Relation of Diastolic Dysfunction to the LV Twist and Untwist Dynamic: Speckle Tracking Imaging Study
Background: There is no single noninvasive index that can directly assess diastolic function. Untwist, contributes to diastolic suction, early filling. Speckle tracking imaging (STI), can be used to study the relation between diastolic indices and untwist in patients with diastolic dysfunction.
Patients and methods: 75 patients with diastolic dysfunction and 25 normal volunteers were selected for this study. According to mitral flow pattern they were classified into Group I (abnormal relaxation), Group II (pseudo-normalized) and group III (stiffness pattern) Using STI, the basal and apical short axis views were imaged. Stored data were processed to get apical and basal rotation, systolic twist, peak systolic twist ratio, diastolic untwist ratio and time to peak twist and untwist ratio.

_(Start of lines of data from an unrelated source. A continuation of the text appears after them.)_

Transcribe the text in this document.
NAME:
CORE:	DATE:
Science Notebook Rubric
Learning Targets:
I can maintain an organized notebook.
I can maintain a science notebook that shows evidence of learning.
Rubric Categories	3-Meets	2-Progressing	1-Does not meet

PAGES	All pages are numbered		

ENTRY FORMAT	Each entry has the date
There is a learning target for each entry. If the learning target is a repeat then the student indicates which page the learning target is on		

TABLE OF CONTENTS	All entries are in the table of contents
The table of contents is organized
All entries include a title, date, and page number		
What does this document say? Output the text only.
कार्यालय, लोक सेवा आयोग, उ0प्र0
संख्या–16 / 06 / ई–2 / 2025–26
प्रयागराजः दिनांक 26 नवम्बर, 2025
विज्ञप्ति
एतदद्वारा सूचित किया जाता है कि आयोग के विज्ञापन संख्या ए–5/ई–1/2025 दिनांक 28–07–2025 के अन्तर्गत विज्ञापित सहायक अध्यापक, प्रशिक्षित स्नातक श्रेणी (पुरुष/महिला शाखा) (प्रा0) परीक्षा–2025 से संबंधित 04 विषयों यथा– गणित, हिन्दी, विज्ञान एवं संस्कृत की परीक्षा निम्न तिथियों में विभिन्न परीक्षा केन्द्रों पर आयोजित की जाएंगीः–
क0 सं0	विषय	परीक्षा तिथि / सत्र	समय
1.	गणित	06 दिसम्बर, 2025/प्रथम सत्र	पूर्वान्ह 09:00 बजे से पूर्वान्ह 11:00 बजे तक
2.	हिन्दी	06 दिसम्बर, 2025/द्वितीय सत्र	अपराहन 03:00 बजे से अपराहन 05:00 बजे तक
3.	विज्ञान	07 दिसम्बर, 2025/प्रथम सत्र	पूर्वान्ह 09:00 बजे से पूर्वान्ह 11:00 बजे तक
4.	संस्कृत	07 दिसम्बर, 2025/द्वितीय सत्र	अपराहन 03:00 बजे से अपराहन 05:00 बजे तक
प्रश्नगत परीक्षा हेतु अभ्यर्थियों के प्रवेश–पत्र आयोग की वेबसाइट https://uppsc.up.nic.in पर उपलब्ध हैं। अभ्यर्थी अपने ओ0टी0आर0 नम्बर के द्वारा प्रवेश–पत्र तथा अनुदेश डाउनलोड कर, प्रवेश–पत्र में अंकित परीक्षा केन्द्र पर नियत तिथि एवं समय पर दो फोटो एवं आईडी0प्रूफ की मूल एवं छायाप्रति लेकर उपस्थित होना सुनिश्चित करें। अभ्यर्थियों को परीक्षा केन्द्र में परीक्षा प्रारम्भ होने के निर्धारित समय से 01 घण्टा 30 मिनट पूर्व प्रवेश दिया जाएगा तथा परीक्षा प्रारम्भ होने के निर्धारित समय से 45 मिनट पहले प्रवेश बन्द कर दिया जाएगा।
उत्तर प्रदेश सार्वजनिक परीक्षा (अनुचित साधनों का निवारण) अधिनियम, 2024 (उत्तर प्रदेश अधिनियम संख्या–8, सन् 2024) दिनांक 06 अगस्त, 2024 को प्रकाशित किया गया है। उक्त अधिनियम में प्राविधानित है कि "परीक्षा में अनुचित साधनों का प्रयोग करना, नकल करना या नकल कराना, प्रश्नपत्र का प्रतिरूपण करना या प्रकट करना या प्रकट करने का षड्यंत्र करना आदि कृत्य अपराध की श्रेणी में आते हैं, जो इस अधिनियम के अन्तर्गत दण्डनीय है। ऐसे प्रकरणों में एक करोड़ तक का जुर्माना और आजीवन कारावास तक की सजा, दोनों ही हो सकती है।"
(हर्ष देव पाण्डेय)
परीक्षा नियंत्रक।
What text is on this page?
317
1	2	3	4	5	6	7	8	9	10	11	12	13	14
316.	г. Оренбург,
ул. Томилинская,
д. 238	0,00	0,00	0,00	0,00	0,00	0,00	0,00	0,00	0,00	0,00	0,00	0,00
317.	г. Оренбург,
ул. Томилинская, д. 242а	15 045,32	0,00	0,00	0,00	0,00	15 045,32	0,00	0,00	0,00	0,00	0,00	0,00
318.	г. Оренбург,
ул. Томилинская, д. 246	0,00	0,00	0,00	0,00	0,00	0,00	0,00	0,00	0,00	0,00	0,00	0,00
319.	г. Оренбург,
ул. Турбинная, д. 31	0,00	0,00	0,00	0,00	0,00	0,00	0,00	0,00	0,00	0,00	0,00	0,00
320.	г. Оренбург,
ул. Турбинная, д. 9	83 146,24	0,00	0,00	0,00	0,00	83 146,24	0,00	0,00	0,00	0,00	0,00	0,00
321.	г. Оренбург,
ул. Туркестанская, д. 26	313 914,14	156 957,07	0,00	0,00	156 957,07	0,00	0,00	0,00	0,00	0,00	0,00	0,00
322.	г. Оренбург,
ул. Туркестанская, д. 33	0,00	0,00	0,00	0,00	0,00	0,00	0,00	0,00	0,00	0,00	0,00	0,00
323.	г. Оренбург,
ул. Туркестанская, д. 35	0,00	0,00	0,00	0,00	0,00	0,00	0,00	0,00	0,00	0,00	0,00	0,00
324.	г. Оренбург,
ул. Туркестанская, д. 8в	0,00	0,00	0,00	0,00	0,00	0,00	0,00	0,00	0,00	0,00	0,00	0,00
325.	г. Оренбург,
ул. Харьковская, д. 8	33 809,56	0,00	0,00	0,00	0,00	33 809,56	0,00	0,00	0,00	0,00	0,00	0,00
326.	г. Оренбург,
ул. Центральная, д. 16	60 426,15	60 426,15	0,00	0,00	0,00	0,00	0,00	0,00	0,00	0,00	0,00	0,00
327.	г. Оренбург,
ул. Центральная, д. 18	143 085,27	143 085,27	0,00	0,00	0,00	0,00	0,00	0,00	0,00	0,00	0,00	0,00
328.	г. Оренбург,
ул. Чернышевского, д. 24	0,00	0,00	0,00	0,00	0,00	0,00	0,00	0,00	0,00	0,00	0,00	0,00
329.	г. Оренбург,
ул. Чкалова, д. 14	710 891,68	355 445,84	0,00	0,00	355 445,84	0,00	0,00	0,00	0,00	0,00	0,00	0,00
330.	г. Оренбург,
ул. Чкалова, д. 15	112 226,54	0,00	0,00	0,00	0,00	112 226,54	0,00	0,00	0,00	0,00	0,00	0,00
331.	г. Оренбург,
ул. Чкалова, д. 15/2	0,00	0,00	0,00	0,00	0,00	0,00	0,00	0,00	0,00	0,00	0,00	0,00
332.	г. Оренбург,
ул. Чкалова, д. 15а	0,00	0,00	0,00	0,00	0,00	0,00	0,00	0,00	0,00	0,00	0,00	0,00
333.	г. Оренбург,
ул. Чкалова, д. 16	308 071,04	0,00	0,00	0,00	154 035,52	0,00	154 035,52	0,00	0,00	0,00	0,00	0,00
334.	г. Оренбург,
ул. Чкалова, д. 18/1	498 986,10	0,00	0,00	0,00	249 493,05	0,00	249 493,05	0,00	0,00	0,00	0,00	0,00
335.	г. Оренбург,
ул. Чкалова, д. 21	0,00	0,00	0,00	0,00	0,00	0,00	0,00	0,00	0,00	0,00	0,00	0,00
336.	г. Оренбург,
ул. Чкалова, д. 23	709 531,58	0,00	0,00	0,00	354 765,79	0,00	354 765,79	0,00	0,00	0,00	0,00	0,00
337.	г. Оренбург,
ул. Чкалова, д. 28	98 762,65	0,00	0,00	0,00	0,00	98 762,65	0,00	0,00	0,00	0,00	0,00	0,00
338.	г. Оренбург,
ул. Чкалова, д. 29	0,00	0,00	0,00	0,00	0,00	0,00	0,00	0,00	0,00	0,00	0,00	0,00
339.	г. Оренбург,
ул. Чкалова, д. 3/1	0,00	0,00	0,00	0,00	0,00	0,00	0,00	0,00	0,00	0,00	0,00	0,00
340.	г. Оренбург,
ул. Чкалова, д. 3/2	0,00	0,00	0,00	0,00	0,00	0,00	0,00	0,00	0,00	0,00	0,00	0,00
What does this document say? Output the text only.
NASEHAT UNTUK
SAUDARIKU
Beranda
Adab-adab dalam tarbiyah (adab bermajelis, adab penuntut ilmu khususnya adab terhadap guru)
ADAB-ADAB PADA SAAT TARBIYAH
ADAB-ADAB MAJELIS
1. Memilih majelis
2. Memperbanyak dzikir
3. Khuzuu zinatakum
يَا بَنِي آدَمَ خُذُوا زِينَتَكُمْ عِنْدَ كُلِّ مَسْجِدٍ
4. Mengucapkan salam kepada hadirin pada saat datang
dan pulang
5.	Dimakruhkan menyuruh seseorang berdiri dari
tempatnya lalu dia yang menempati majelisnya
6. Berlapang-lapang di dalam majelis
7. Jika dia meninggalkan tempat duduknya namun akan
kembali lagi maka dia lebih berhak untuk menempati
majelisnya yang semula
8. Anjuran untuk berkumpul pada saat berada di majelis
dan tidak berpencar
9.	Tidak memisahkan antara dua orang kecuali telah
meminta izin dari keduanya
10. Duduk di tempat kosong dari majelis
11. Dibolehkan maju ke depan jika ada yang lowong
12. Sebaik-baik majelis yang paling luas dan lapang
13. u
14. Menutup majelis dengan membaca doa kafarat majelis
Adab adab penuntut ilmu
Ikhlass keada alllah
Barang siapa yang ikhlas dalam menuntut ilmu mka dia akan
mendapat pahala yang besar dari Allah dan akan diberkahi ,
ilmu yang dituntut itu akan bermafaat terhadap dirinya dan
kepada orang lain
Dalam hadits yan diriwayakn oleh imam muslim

Results: peak untwisting ratio was significantly higher in Group I Patients that decreased to be normalized and even decreased with progression of diastolic dysfunction from grade II to Group III. There was a highly significant positive and negative correlation with EDV and ESV, respectively. Time to peak untwist ratio non-significantly increased from Group I to III with non significant correlation between untwist ratio and peak E, A, and E/A ratio.
Conclusion: patients with relaxation abnormality have a higher untwist ratio that decrease gradually with progression from relaxation to stiffness pattern. It may appear as a compensatory mechanism to assure early filling with relaxation abnormality.